Presenter: Moreno La Quatra
Monday, November 2nd, 2020 17:30
Location: Microsoft Teams – click here to join
Moreno La Quatra: Extractive Timeline Summarization by means of Deep Natural Language Processing
The large-scale diffusion of the World Wide Web has led to a sudden increase in the amount of published news content. While users benefit from the simple access to relevant content, the abundance of information related to a specific topic could lead to information overload. Timeline summarization aims at processing long streams of news to detect relevant dates and key-insights that better describe the progress of the main event. To address this task, we propose a comprehensive framework that leverages on two main machine learning steps: date selection and text summarization. The former step combines graph modeling and natural language understanding approaches to detect the key dates of the global event. The latter phase leverages on the semantic representation of text to extract concise yet informative summaries of the news published on each selected date.

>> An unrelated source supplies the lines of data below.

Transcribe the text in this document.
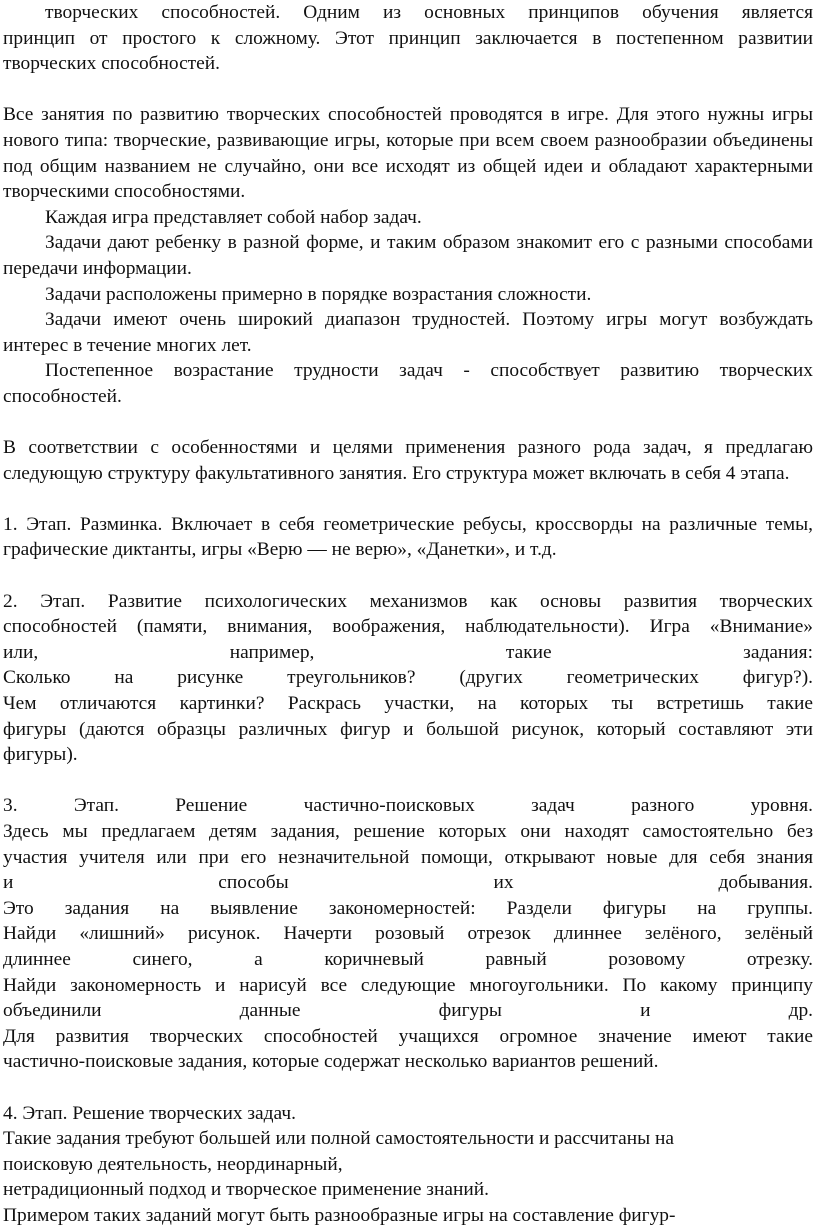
творческих способностей. Одним из основных принципов обучения является
принцип от простого к сложному. Этот принцип заключается в постепенном развитии
творческих способностей.

Все занятия по развитию творческих способностей проводятся в игре. Для этого нужны игры нового типа: творческие, развивающие игры, которые при всем своем разнообразии объединены под общим названием не случайно, они все исходят из общей идеи и обладают характерными творческими способностями.

Каждая игра представляет собой набор задач.

Задачи дают ребенку в разной форме, и таким образом знакомит его с разными способами передачи информации.

Задачи расположены примерно в порядке возрастания сложности.

Задачи имеют очень широкий диапазон трудностей. Поэтому игры могут возбуждать интерес в течение многих лет.

Постепенное возрастание трудности задач - способствует развитию творческих способностей.

В соответствии с особенностями и целями применения разного рода задач, я предлагаю следующую структуру факультативного занятия. Его структура может включать в себя 4 этапа.

1. Этап. Разминка. Включает в себя геометрические ребусы, кроссворды на различные темы, графические диктанты, игры «Верю — не верю», «Данетки», и т.д.

2. Этап. Развитие психологических механизмов как основы развития творческих
способностей (памяти, внимания, воображения, наблюдательности). Игра «Внимание»
или, например, такие задания:
Сколько на рисунке треугольников? (других геометрических фигур?).
Чем отличаются картинки? Раскрась участки, на которых ты встретишь такие
фигуры (даются образцы различных фигур и большой рисунок, который составляют эти
фигуры).
3. Этап. Решение частично-поисковых задач разного уровня.
Здесь мы предлагаем детям задания, решение которых они находят самостоятельно без
участия учителя или при его незначительной помощи, открывают новые для себя знания
и способы их добывания.
Это задания на выявление закономерностей: Раздели фигуры на группы.
Найди «лишний» рисунок. Начерти розовый отрезок длиннее зелёного, зелёный
длиннее синего, а коричневый равный розовому отрезку.
Найди закономерность и нарисуй все следующие многоугольники. По какому принципу
объединили данные фигуры и др.
Для развития творческих способностей учащихся огромное значение имеют такие
частично-поисковые задания, которые содержат несколько вариантов решений.
4. Этап. Решение творческих задач.
Такие задания требуют большей или полной самостоятельности и рассчитаны на
поисковую деятельность, неординарный,
нетрадиционный подход и творческое применение знаний.
Примером таких заданий могут быть разнообразные игры на составление фигур-
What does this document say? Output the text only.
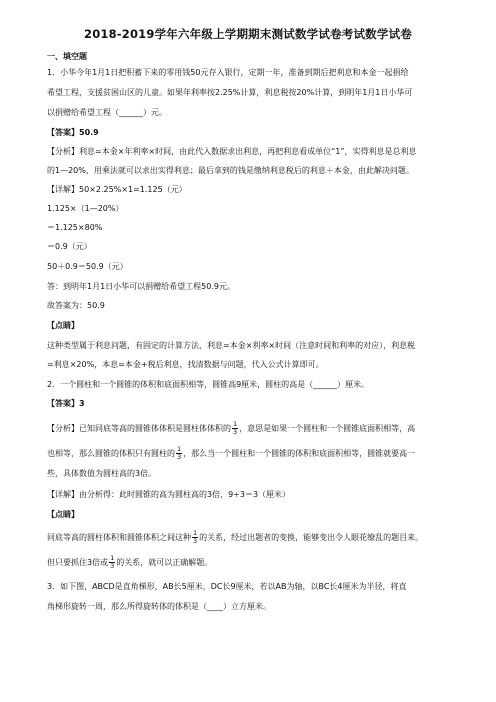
2018-2019学年六年级上学期期末测试数学试卷考试数学试卷
一、填空题
1．小华今年1月1日把积蓄下来的零用钱50元存入银行，定期一年，准备到期后把利息和本金一起捐给
希望工程，支援贫困山区的儿童。如果年利率按2.25%计算，利息税按20%计算，到明年1月1日小华可
以捐赠给希望工程（______）元。
【答案】50.9
【分析】利息=本金×年利率×时间，由此代入数据求出利息，再把利息看成单位“1”，实得利息是总利息
的1—20%，用乘法就可以求出实得利息；最后拿到的钱是缴纳利息税后的利息＋本金，由此解决问题。
【详解】50×2.25%×1=1.125（元）
1.125×（1—20%）
＝1.125×80%
＝0.9（元）
50＋0.9＝50.9（元）
答：到明年1月1日小华可以捐赠给希望工程50.9元。
故答案为：50.9
【点睛】
这种类型属于利息问题，有固定的计算方法，利息=本金×利率×时间（注意时间和利率的对应），利息税
=利息×20%，本息=本金+税后利息，找清数据与问题，代入公式计算即可。
2．一个圆柱和一个圆锥的体积和底面积相等，圆锥高9厘米，圆柱的高是（______）厘米。
【答案】3
【分析】已知同底等高的圆锥体体积是圆柱体体积的 $\frac{1}{3}$ ，意思是如果一个圆柱和一个圆锥底面积相等，高
也相等，那么圆锥的体积只有圆柱的 $\frac{1}{3}$ ，那么当一个圆柱和一个圆锥的体积和底面积相等，圆锥就要高一
些，具体数值为圆柱高的3倍。
【详解】由分析得：此时圆锥的高为圆柱高的3倍，9÷3＝3（厘米）
【点睛】
同底等高的圆柱体积和圆锥体积之间这种 $\frac{1}{3}$ 的关系，经过出题者的变换，能够变出令人眼花缭乱的题目来。
但只要抓住3倍或 $\frac{1}{3}$ 的关系，就可以正确解题。
3．如下图，ABCD是直角梯形，AB长5厘米，DC长9厘米，若以AB为轴，以BC长4厘米为半径，将直
角梯形旋转一周，那么所得旋转体的体积是（____）立方厘米。
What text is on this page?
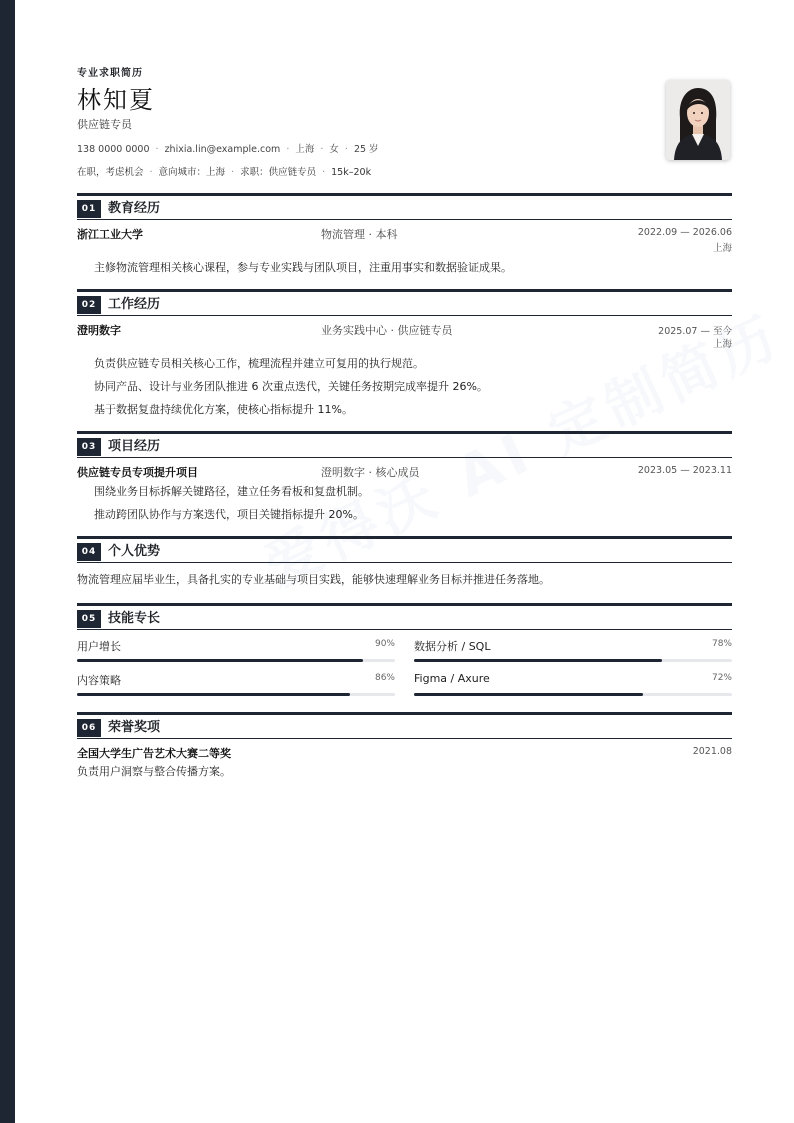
专业求职简历
林知夏
供应链专员
138 0000 0000 · zhixia.lin@example.com · 上海 · 女 · 25 岁
在职，考虑机会 · 意向城市：上海 · 求职：供应链专员 · 15k–20k
01 教育经历
浙江工业大学	物流管理 · 本科	2022.09 — 2026.06
上海
主修物流管理相关核心课程，参与专业实践与团队项目，注重用事实和数据验证成果。
02 工作经历
澄明数字	业务实践中心 · 供应链专员	2025.07 — 至今
上海
负责供应链专员相关核心工作，梳理流程并建立可复用的执行规范。
协同产品、设计与业务团队推进 6 次重点迭代，关键任务按期完成率提升 26%。
基于数据复盘持续优化方案，使核心指标提升 11%。
03 项目经历
供应链专员专项提升项目	澄明数字 · 核心成员	2023.05 — 2023.11
围绕业务目标拆解关键路径，建立任务看板和复盘机制。
推动跨团队协作与方案迭代，项目关键指标提升 20%。
04 个人优势
物流管理应届毕业生，具备扎实的专业基础与项目实践，能够快速理解业务目标并推进任务落地。
05 技能专长
用户增长	90% 数据分析 / SQL	78%
内容策略	86% Figma / Axure	72%
06 荣誉奖项
全国大学生广告艺术大赛二等奖	2021.08
负责用户洞察与整合传播方案。
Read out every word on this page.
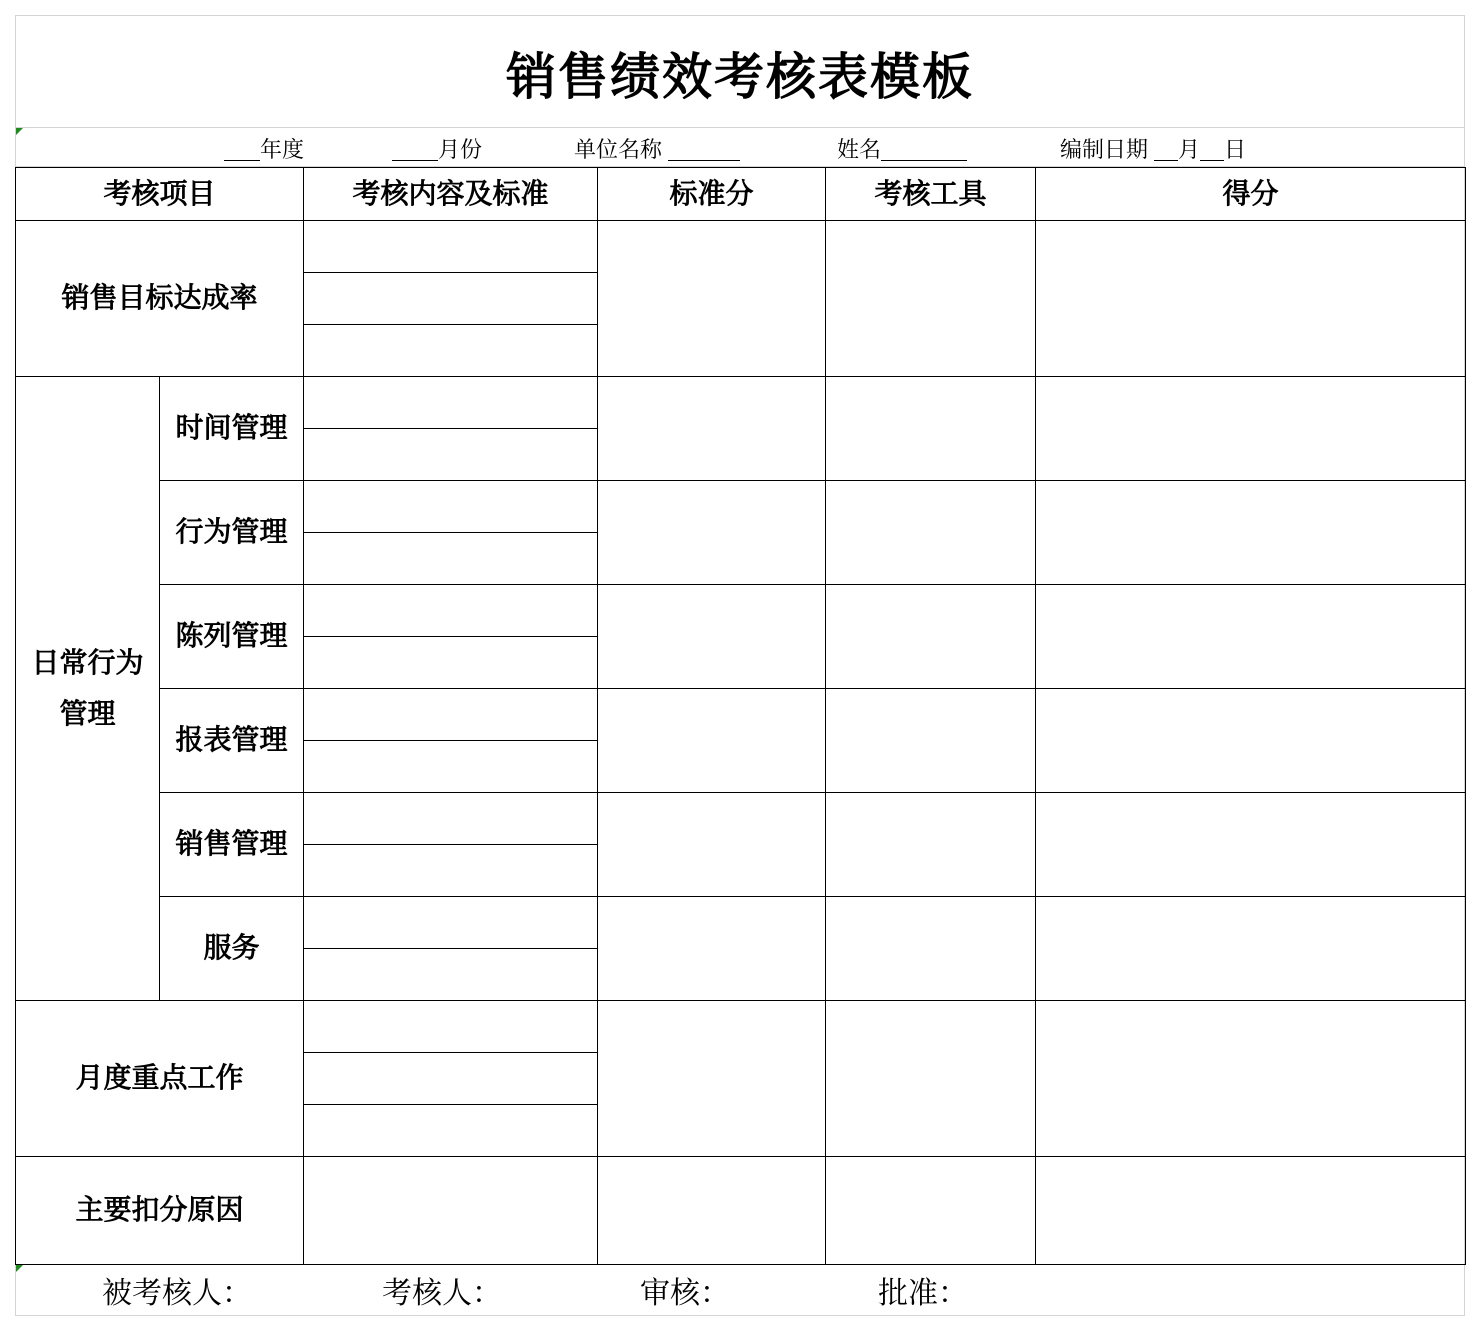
销售绩效考核表模板
年度	月份	单位名称	姓名	编制日期 月 日
考核项目		考核内容及标准	标准分	考核工具	得分
销售目标达成率					

日常行为管理	时间管理				

	行为管理				

	陈列管理				

	报表管理				

	销售管理				

	服务				

月度重点工作					

主要扣分原因					
被考核人：	考核人：	审核：	批准：
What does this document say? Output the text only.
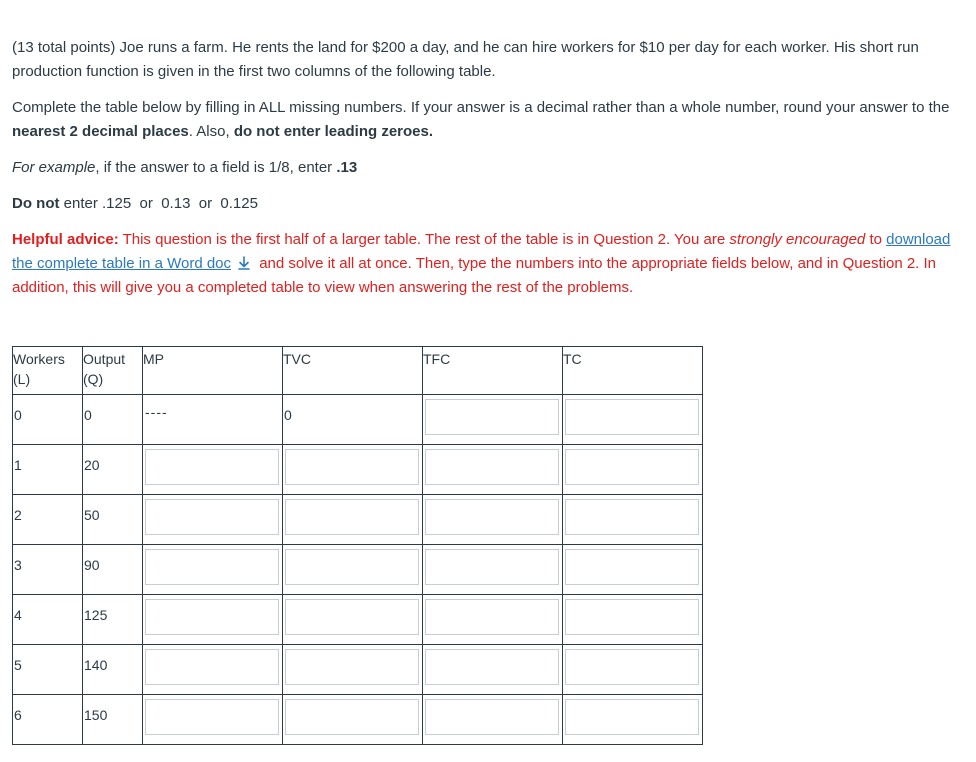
(13 total points) Joe runs a farm. He rents the land for $200 a day, and he can hire workers for $10 per day for each worker. His short run production function is given in the first two columns of the following table.

Complete the table below by filling in ALL missing numbers. If your answer is a decimal rather than a whole number, round your answer to the nearest 2 decimal places. Also, do not enter leading zeroes.

For example, if the answer to a field is 1/8, enter .13

Do not enter .125  or  0.13  or  0.125

Helpful advice: This question is the first half of a larger table. The rest of the table is in Question 2. You are strongly encouraged to download the complete table in a Word doc
and solve it all at once. Then, type the numbers into the appropriate fields below, and in Question 2. In addition, this will give you a completed table to view when answering the rest of the problems.

Workers
(L)	Output
(Q)	MP	TVC	TFC	TC

0	0	----	0

1	20

2	50

3	90

4	125

5	140

6	150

The summarization architecture relies on the fine-tuning of pre-trained deep learning models to estimate single sentence relevance.
Biography: Moreno La Quatra is a PhD student (since 2018) at Politecnico di Torino working in the domain of Multimedia and Text Analysis. His research interests are related (but not restricted to): Natural Language Understanding, Embedding techniques and latent spaces, Data driven content personalization, Multi-modal data integration.